Adi Karta, seorang warga Dukuh Karangmangu Desa Logandu adalah satu warga yang sudah membuat sumur gali di belakang rumahnya. Namun, tetap saja, usahanya sia-sia.

“Saya sudah pernah mencoba menggali sumur, patungan dengan tetangga, sampai habis berapa, ya, tapi, ya, tetap saja tidak keluar airnya,” ujarnya.

Tenaga dan biaya yang dikeluarkan pun tidak sedikit. Para tetangga dikerahkan untuk membantunya membuat sumur gali tersebut. Namun, kini sumurnya dibiarkan begitu saja. Bukannya menampung air, sumurnya kini menampung sampah. Ah, sayang sekali.
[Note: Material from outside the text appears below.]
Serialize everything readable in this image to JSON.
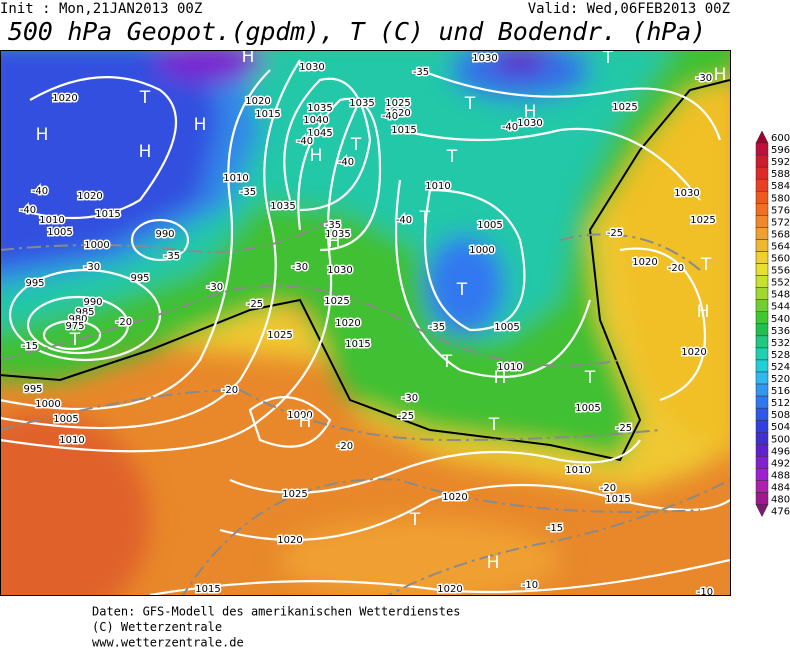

Hal serupa dilakukan oleh Almarhum Bapak Suhono, salah satu sesepuh Desa Logandu. Ia pernah membuat sumur gali di halaman barat rumahnya, namun tak bisa menampung air. Kini sumurnya sudah ditutup dengan tumpukan kayu dan tidak digunakan.

“Kalau sekarang sumurnya dibiarkan saja, kan sudah enggak  pernah ada airnya,” ujar Budiarti, salah satu putri Almarhum Bapak Suhono.

Berbagai cara dilakukan untuk mendapatkan air yang cukup untuk memenuhi kebutuhan sehari-sehari mulai dari membuat sumur gali dan sumur sungai agar dapat menjaga ketersediaan air pada musim kemarau seperti saat ini. Juga, warga memasang selang untuk mengalirkan air dari belik menuju rumah.

Sumur yang sengaja dibuat di tengah sungai yang sudah kering menjadi alternatif sumber air yang dapat digunakan untuk tetap mendapatkan air untuk kebutuhan sehari-hari.

Walaupun airnya tidak begitu jernih, namun jaraknya yang dekat dengan pemukiman menjadikan sumur ini banyak dimanfaatkan oleh warga sebagai sarana pemenuhan kebutuhan sehar-sehari khususnya pada musim kemarau.